Danielson detailed some innovative approaches to improved data capture the team is looking into. “We’re moving toward even more advanced processing, like using AI to identify zooplankton species on board. Eventually, a glider might surface with a summary of what it encountered, potentially down to species level, and request instructions on whether to investigate further. This approach is especially valuable during off-seasons, like winter, when human access is limited.”

Statskewich explained, “We also use passive acoustic sensors on gliders to monitor marine mammal sounds and general ocean soundscapes. For instance, we’ve been tracking soundscapes in the Bering Strait since 2013. This data provides insights into marine mammal migrations and could eventually guide shipping routes to avoid these areas.”

The data is transmitted in real time to ocean and atmospheric models, enhancing predictions like hurricane forecasts.
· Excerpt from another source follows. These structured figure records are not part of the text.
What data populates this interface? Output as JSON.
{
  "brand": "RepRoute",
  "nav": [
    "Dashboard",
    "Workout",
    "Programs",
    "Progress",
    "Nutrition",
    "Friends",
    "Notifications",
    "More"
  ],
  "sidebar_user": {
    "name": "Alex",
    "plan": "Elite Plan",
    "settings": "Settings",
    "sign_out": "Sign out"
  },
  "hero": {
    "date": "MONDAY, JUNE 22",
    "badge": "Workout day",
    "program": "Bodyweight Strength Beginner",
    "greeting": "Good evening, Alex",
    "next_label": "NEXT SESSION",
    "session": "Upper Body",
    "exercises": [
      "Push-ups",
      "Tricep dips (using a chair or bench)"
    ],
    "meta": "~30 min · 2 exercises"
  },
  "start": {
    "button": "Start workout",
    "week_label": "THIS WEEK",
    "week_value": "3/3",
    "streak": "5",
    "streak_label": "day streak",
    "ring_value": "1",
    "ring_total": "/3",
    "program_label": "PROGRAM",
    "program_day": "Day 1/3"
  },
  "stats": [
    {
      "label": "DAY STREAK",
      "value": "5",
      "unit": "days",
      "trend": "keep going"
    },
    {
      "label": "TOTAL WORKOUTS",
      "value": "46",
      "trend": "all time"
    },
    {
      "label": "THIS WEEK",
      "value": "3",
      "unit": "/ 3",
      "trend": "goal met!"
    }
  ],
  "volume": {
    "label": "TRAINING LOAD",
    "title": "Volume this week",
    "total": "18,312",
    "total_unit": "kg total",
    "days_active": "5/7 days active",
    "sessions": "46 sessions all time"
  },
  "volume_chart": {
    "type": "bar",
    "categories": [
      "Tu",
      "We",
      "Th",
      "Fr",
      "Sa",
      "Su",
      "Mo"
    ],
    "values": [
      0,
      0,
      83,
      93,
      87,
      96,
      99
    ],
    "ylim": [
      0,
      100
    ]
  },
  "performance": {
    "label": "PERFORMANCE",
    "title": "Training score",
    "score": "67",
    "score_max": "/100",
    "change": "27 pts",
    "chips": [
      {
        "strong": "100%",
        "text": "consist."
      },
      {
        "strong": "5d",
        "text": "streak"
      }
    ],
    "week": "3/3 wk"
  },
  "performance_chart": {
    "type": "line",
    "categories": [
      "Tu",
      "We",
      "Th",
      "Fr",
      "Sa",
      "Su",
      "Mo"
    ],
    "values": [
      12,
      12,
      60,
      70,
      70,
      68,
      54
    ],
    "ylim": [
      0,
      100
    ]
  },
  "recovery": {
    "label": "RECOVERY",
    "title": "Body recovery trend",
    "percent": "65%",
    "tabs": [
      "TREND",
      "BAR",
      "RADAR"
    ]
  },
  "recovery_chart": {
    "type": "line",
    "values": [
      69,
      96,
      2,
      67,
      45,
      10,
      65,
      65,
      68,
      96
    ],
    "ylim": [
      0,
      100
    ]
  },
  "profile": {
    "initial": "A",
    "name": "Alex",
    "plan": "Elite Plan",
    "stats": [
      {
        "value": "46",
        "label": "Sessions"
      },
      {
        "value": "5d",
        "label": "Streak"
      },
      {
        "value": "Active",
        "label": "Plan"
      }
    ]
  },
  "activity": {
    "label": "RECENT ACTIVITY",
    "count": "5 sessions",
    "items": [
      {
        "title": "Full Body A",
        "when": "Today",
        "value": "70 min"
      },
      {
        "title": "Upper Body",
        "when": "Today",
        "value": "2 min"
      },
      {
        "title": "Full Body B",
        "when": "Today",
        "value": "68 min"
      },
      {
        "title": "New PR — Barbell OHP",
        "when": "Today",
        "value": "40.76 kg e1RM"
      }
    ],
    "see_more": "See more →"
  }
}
For new data streams, like those on zooplankton, the team is working with data managers to expand existing systems to accommodate these novel inputs. The team is not only gathering data but contributing to the architecture needed to store and interpret it over time. One limitation the team would like to overcome is short operating times governed by battery technology. “Our gliders use a mix of lithium primary cells, lithium-ion rechargeables, and alkaline cells, but battery limitations are a major factor in mission duration. Developments in this area would extend our glider deployments significantly,” Danielson said.

NOAA is moving toward ecosystem-based fisheries management, which considers the entire ecosystem, rather than assessing each species in isolation. The goal is a holistic approach, factoring in everything from temperature and salinity to phytoplankton levels and CO2 concentrations. “While NOAA’s approach is still evolving, they’re data-limited in many areas, and that’s where gliders fill a critical gap. By collecting data continuously, they help provide that ecosystem-wide perspective, which is often missing from traditional surveys,” Statskewich said.

In 2022, during the Alaska Fisheries Science Center annual bottom trawl survey, scientists observed a return to cooler water temperatures more typical of historic times. These cooler conditions benefited snow crab. Scientists saw an increased number of juvenile snow crab in their survey, providing some hope for a short-term recovery in the abundance of the larger animals that are harvested by Alaskan fisheries, and so essential to the industry’s economic viability.